As I try to rescue an essay from an old, broken computer (stone cold coma'ed it is, like a Days of Our Lives character, awaiting a new storyline) for editing overhaul and possible submission to EMP Pop Con 2006, I have been reading the big kids' bios from previous years and feeling more and more preschool all the time. Because this playground I am eyeing, it has a big sign over the monkeybars that says, "LEGITIMATE," and another one next to the sandbox that says "ESTABLISHED," and I hear that Bobby X-gau beats you up and takes yr lunch money if you try to go down the slide. I am worrying about this, and about definitions of legitimacy and success in cultural criticism, and the ways in which they intersect with gendered assumptions about virtuosity and skill. I am thinking about my lady Becky Smith, who would have EMP-Con panels and syndicated columns coming out of her ears right this second if the world were anything close to fair, until I come across the following sentence:
When our five-year-old daughter Olivia's goldfish, Bluie, died, the other week, we were confronted by a crisis larger, or, at least, more intricate, than is entirely usual upon the death of a pet.

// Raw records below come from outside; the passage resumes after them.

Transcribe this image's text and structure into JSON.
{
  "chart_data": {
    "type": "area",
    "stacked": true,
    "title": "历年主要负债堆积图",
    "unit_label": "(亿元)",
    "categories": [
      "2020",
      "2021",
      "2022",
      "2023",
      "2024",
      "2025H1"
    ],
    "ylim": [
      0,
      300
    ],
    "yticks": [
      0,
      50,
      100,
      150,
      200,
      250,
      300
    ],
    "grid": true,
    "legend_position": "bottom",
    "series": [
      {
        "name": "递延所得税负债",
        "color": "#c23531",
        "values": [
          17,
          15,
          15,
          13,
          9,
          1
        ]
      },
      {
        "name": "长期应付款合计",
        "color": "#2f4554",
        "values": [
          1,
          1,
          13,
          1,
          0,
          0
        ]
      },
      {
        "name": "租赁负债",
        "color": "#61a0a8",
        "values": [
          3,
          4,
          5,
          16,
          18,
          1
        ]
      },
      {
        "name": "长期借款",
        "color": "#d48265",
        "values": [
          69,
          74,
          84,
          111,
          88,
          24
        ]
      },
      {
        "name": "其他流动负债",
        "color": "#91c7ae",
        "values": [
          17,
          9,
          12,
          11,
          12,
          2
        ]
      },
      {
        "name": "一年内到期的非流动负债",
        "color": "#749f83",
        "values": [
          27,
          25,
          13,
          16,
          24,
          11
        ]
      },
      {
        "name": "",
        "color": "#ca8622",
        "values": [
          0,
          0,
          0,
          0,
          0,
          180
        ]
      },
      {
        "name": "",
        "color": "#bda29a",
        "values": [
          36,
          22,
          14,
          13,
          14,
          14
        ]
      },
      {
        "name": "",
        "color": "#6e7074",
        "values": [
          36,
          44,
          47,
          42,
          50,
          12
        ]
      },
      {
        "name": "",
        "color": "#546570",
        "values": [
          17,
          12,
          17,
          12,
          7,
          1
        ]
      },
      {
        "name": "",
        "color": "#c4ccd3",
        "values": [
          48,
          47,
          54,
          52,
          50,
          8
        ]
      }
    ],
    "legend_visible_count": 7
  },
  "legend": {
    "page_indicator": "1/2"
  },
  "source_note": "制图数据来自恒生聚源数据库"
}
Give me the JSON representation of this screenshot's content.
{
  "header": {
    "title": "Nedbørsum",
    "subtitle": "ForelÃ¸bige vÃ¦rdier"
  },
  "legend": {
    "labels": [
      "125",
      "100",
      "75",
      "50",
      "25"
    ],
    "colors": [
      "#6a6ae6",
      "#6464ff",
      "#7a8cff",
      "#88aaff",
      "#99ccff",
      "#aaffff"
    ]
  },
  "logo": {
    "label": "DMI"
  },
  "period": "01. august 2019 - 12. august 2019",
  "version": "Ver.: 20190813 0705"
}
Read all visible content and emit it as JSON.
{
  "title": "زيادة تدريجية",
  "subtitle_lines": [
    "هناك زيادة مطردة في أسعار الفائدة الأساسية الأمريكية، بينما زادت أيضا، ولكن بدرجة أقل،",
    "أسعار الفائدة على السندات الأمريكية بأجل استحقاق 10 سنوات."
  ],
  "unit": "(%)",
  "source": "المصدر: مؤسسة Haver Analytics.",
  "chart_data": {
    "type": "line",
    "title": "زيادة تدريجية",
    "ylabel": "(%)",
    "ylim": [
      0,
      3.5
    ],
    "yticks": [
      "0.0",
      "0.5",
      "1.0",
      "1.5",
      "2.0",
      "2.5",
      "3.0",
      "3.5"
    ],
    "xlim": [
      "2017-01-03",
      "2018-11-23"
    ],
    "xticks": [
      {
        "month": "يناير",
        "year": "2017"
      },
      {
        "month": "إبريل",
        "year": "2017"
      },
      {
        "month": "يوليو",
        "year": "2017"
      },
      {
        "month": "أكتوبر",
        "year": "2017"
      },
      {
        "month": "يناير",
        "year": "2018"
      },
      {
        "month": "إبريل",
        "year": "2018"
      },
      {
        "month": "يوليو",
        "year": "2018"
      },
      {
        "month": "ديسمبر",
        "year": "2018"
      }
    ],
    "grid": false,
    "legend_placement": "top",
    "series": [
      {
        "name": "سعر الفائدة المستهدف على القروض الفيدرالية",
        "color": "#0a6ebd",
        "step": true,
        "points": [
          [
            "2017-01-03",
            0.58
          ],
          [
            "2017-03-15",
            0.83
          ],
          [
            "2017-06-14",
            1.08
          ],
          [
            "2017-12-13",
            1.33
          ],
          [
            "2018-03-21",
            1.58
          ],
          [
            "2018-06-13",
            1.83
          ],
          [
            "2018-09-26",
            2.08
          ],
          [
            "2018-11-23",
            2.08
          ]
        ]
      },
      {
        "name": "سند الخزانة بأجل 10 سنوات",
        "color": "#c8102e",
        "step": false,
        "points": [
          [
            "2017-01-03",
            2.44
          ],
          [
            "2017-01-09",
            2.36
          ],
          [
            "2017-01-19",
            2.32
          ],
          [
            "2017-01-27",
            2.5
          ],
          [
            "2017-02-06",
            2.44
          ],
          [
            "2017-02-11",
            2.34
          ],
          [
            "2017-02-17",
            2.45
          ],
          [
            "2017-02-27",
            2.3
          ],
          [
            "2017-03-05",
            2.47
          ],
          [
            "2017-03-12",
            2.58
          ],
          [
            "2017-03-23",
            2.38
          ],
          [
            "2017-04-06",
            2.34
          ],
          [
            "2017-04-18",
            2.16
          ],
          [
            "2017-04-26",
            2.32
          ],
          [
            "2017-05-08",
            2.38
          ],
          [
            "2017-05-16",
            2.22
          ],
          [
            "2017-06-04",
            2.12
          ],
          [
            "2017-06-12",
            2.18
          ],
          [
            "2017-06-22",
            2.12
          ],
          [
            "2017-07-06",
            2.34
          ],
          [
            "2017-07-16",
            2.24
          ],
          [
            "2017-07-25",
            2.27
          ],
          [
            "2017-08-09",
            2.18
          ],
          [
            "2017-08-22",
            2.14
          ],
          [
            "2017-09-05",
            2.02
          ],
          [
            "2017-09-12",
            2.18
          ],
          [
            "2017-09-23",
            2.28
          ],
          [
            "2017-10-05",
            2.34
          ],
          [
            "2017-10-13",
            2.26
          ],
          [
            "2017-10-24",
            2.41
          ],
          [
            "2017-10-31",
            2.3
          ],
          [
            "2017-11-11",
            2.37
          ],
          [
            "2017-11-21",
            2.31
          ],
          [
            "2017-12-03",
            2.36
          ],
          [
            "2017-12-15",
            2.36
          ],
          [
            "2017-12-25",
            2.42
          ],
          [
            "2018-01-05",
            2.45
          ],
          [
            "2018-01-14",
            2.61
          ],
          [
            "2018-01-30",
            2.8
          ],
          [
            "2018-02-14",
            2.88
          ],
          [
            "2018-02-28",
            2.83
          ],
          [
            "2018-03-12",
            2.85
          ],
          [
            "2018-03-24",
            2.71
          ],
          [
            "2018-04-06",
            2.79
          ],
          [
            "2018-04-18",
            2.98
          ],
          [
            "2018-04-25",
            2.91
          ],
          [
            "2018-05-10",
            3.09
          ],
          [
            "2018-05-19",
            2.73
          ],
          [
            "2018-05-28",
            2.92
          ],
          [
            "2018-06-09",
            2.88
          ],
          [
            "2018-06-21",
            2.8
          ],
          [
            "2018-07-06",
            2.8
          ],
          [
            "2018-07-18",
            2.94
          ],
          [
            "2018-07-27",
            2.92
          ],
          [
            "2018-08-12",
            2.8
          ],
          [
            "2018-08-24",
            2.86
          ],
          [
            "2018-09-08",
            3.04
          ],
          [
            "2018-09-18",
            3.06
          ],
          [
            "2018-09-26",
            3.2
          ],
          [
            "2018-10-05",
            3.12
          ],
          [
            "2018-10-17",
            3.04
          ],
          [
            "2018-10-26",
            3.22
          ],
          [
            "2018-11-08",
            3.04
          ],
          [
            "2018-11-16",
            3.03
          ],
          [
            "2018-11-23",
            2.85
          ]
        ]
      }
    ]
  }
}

What's this? An earnest effort from the first night of a YMCA adult education creative writing class? Why no, it's Adam Gopnik writing in the New Yorker last July! I'm not trying to step to A. Gopnik, dude is fine, and has done great stuff in the past, and can write. But does achieving this thing called Legitimacy mean you can throw eight commas into the salvos of yr essays in drunken lapses of stylistic sanity? That you can toss off sentence structures with all the pacing, rhythm and clarity of Christopher Walken reading early Gertrude Stein in a six-page column in one of the most elite publications in the world and have yr editor give you a big fat pass? Even if it doesn't, being Legitimate at least means you will get gigs, and that is rilly, rilly essential, because without gigs, you will never get a bio. And without a bio, you will never be Legitimate. Right. Did Joseph Heller make this shit up or what?
Lucky for me I already have my bio good and ready:
Lizzie Pogo (AKA DJ Polly Seamy) is arts editor of numerous publications, including New York Metro NYC, NYC New York Metro, the Manhattanist, the Dusseldorf Times-Picayune and the Ronne Ice Shelf Gazette. She is also a frequent contributor to Hoyden Wench, Fucked-Up, Toothache, Rockist Review, McSwooney's, and Bummerang, and founded the performance art journal Scrimshaw at the age of 5.
After receiving an Anna Nicole Smith Genius Award for her 2004 one-woman multi-media show Speculum!, Pogo accepted a fellowship at Urger University, where she now teaches music journalism, performance art theory, quantum mechanics and basket-weaving. In her spare time, Pogo DJs Thursday nights at Brooklyn's Club CosmoNaughty, runs a number of record labels, guest-curates art shows and organizes vocoder workshops. Her book Blow It Out Yr Ass: Subversion, Performance & Methodology is forthcoming from Plosive Press.